Linear Regression Flashcards
Regression
- what is it used for?
a mathematical tool to:
1. analyse direction and strength of the relationship between the variable of interest (target) and other known variables
- predict the value of the unknown variable (target) based on its past and other variables
Linear Regression
linear approach for modelling the relationship between a scalar dependent variable y and on or more explanatory/independent variables X
- simple: 1 explanatory value
- multiple: >1 explanatory variable
Supervised Learning
training set contains actual outcome (target)
- analyses training data and produced an inferred function, used to map
Variable type
independent
- explanatory
- control
- input
- predictor
dependent
- response
- outcome
- target
Pearson Correlation
quantifies dependence between 2 variables
- r (coefficient of correlation) : extent of interdependence
- value indicates strength
- sign indicates direction
- between -1 (negative total correlation) to +1 (positive total correlation); 0 = no linear correlation
Types of relationships between 2 variables
- strong positive linear relationship
- positive linear relationship
- perfect negative linear relationship
- perfect parabolic relationship
- negative curvilinear relationship
- no relationship
Regression vs correlation
regression allows use of MULTIPLE independent variables while correlation is only between 2 variables
Statistical significance
- regression: evidence based analysis
- provides a mathematical way to find out the simultaneous impact of multiple independent variables on the dependent variable
Application of Regression
Analytical (explanatory models)
- analyse if increase in police force has impact on crime rae
Predictive
- given persons lifestyle, predict % body fat
Types of data used in regression
Cross sectional data : collected at one point in time
Time series: collected over a period of time
Pooled: combination of both cross-sectional and time series data ( eg population survey over 5 years)

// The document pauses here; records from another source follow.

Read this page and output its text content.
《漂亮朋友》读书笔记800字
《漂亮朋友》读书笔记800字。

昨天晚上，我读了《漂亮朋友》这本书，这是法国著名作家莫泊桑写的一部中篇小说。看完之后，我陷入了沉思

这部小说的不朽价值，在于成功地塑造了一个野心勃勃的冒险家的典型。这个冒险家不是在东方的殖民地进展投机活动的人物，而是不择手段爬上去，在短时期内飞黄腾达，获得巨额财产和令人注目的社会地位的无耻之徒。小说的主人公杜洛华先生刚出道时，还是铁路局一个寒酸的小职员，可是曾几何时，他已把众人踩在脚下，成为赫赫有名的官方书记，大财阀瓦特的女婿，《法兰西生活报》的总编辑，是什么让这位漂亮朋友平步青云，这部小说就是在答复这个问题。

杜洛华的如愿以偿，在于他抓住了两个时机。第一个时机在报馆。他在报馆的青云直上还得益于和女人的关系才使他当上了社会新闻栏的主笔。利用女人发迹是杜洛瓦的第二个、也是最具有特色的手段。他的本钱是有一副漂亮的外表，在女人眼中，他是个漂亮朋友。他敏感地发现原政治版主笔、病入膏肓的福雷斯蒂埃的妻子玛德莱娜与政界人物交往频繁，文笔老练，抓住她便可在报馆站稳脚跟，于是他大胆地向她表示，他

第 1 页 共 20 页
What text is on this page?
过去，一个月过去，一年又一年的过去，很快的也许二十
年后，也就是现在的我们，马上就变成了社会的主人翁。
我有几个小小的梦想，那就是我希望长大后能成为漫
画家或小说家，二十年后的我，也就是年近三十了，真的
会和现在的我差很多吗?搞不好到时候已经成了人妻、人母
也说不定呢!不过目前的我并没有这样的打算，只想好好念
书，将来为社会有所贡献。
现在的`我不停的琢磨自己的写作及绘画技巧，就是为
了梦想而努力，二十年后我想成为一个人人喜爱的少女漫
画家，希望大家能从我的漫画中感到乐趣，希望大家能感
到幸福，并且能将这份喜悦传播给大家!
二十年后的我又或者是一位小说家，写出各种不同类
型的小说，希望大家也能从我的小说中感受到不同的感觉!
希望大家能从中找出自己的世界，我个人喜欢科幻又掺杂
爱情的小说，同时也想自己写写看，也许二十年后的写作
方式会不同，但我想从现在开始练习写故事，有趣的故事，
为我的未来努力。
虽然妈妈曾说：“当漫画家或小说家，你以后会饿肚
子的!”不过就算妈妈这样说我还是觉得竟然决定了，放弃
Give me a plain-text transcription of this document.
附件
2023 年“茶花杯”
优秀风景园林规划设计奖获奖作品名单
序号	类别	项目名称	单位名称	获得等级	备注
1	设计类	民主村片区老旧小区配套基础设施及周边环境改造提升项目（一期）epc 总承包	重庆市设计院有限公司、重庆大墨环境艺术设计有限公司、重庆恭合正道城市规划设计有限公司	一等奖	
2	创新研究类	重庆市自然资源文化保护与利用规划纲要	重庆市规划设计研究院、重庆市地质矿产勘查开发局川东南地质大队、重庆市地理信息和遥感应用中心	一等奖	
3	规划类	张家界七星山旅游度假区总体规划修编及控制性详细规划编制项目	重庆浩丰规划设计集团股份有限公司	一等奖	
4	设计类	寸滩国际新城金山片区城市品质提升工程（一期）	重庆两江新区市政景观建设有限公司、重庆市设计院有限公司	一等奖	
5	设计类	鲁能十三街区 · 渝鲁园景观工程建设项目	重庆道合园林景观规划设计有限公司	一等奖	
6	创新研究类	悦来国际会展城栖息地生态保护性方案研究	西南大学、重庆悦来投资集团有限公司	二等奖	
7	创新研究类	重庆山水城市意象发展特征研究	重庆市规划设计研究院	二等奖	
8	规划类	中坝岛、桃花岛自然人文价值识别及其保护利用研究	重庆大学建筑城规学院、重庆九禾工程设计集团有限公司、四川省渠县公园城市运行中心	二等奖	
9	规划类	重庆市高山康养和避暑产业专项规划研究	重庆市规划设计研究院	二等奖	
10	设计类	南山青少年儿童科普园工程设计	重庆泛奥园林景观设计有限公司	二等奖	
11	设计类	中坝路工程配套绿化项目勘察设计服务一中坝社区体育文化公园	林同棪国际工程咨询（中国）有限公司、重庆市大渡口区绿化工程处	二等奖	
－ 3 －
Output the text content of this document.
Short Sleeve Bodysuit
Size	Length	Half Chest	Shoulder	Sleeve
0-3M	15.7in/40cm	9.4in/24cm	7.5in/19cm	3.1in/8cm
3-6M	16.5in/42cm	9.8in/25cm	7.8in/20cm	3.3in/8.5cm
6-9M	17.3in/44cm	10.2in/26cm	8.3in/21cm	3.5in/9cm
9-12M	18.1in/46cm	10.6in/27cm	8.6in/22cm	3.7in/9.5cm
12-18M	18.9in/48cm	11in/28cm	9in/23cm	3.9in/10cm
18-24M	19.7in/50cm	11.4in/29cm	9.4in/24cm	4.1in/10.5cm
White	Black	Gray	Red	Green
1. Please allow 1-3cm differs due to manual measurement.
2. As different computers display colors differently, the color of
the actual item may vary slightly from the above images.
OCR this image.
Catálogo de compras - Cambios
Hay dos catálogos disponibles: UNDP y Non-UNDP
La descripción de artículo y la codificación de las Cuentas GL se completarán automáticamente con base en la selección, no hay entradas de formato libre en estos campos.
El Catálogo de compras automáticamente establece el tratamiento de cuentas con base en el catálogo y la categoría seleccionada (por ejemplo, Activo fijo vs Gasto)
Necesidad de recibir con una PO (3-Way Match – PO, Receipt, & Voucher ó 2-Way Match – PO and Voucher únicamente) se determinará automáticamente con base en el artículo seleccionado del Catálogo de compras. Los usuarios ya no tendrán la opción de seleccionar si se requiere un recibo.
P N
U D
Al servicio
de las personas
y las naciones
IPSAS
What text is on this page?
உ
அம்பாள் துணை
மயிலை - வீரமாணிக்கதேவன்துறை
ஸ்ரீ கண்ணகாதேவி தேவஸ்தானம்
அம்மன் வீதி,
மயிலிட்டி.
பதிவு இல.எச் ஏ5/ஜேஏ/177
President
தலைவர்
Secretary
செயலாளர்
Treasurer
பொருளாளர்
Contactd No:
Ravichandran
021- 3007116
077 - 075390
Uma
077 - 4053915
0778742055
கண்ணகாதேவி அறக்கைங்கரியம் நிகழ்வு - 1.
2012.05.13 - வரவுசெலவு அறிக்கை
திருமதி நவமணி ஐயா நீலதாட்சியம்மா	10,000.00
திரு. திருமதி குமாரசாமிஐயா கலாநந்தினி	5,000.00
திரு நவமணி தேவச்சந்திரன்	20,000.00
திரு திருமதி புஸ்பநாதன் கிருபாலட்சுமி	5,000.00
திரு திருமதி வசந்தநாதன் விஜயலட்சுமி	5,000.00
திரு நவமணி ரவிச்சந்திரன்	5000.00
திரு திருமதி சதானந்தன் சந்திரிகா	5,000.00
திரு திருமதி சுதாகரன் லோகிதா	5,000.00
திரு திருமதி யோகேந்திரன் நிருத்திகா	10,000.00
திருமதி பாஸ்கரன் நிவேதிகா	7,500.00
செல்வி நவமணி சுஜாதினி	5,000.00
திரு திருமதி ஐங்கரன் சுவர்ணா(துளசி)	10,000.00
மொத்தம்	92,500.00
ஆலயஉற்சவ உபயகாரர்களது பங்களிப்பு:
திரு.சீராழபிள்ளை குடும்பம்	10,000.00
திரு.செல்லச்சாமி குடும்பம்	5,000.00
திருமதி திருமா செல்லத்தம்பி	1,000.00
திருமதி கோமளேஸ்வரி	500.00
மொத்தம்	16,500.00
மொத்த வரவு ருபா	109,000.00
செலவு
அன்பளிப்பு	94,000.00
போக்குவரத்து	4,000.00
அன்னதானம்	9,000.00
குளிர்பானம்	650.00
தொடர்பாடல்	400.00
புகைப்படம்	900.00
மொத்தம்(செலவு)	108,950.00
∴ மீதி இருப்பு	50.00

Simple linear regression analysis model
𝑦 = 𝛽0 +𝛽1𝑥
y = predicted/dependent variable
x = predictor/independent variable
𝛽0 = y-intercept
𝛽1 = slope / beta coefficient of x
For predictions:
𝑦_𝑖=𝑦̂_𝑖+𝜀_𝑖
=𝛽_0+𝛽_1 𝑥_𝑖+𝜀_𝑖
Error term 𝜀𝑖= is the difference between actual value 𝑦_𝑖 and the predicted value 𝑦̂𝑖
Determine best fit line
sum of squared distances
- penalises or magnifies large errors
- cancels effect of sign
minimise sum of squared errors
- method of least squares : minimises the sum of squares of the vertical distance between data and fitted line
Assessing goodness of fitted line
coefficient of determination (R square)
- amount of variation in Y that is explained by the regression line
- higher value, better regression line
= SSR/SST
- takes values [0,1]
what is multiple linear regression
- increase accuracy: use more than 1 independent variable to estimate the dependent variable
- allows us to use more of the information available to estimate the dependent variable
- the best MLR accounts for the largest proportion of the variation in the dependent variable with the fewest number of independent variables
parsimonious model
accomplishes a desired level of explanation or prediction with as few predictor variables as possible
multiple regression equation
𝒀=𝛽_0+𝛽_1 𝑥_1+𝛽_2 𝑥_2+…+𝛽_𝑘 𝑥_𝑘
model significance using F-test and coefficient (variable) significance using T-test
adjusted R squared
considers the number of variables being included in the model and penalises for overfitting
- decrease: added variables that are not significant or have multicollinearity with outher predictors
𝑅̅^2 = 1 − (1 −𝑅^2) (𝑛−1)/(𝑛−𝑝−1)
MLR model significance
f-test: statistical tests for checking model significance in regression
- H0 : model with no independent variables (intercept-only model) fits the data as well as your model
- H1: model fits data better than the intercept model
Prob(F-statistic) = p-value
- if < significant level: reject null hypothesis
MLR coefficient significance
t-Test: statistical tests for checking coefficient (variable) significance
- H0: coefficient 0, no r/s
- H1: coefficient not 0, variable can explain the model, regression model fits better
P>|t| = p-value
- if <significant level: reject null hypothesis
estimate accuracy of prediction model
Mean Squared Error (MSE) (Variance of Error) = 1/𝑛 ∑( y_i − 𝑦_𝑖̂)^2
Root Mean Squared Error (RMSE) (Std Dev. Of Error) = √𝑀𝑆𝐸 = √1/𝑛 ∑( y_i − 𝑦_𝑖 ̂ )^2
Assumptions for Linear Regression
LINE
Linearity relationship
Independence of errors
Normality of error distribution
Equal Variance of errors
Residual Plots
𝑦=𝛽_0+𝛽_1 𝑥1 + … + 𝛽_𝑗 𝑥𝑗+ 𝜀_𝑖
Residual (a.k.a. errors 𝜀_𝑖)
= Observed Value of Y – Predicted Value of Y
= 𝑦_𝑖−(𝑦_𝑖 )̂
Residual plot: predicted values (𝑦_𝑖 )̂ (x-axis) vs residual values 𝜀_𝑖 (y-axis)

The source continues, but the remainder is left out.